Net income fell to $4.7 million, or 6 cents per share, from $49.2 million, or 65 cents per share, a year earlier. Revenue rose 7.8 percent to $739.8 million.
The company took charges and restructuring costs of $36.5 million, or 49 cents per share, related to closing plants in Detroit and Cheektowaga, New York.
Restructuring costs are largely in the past, Chief Financial Officer Mike Simonte said in an interview. Only a small amount of continuing costs related to the plant closings will be shown in subsequent quarters, he said.
For new programs launching from 2012 to 2014, American Axle expects $1.2 billion in new business, Simonte said.
Gross margins for the first half of 2012 fell to 15.1 percent from 18.5 percent a year earlier, and operating margins fell to 7.2 percent from 9.8 percent.
Simonte said American Axle had warned about the dip in gross and operating margins, related to higher material costs for steel and other components such as bearings, tubes and castings.
American Axle, based in Detroit, relies on General Motors Co (GM.N) for 70 percent of its business. American Axle was co-founded by its chief executive, Richard E. Dauch, who led an investment group that bought GM’s axle plants.
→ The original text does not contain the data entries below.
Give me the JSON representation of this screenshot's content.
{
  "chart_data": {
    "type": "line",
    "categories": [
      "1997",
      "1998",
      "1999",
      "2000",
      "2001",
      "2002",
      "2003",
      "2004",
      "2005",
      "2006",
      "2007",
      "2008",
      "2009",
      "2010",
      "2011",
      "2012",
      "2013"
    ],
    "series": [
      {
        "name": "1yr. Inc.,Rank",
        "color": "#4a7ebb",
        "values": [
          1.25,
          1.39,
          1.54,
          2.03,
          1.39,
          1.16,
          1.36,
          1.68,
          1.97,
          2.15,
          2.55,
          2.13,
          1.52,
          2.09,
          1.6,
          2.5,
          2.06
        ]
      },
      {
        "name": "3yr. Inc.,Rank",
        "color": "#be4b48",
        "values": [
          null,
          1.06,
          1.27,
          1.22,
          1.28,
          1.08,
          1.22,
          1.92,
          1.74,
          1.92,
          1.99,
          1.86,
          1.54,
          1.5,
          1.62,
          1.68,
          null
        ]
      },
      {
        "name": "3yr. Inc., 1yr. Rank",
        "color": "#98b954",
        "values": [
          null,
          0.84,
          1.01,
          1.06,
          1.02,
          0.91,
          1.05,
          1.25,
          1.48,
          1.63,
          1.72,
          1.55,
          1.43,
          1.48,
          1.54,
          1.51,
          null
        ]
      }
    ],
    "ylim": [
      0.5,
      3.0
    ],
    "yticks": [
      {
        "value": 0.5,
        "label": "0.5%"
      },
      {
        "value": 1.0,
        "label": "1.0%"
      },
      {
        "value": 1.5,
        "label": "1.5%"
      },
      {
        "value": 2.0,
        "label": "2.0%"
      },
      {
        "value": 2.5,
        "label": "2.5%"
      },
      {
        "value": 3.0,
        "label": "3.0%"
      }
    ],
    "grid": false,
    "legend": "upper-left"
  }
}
New business will allow American Axle to drop its reliance on GM to 50 percent by 2015, Simonte said. Currently, Chrysler is its second-biggest customer, accounting for just under 10 percent of sales.
Sales to non-GM customers rose 9 percent in the second quarter.
The North American market accounts for about 90 percent of its business, but Simonte said the company is diversifying and will spend a total of $250 million on facilities in Brazil, Thailand, China and India in 2012.
American Axle shares were up 1.8 percent at $10.57 in afternoon trading. The shares are up 7 percent this year.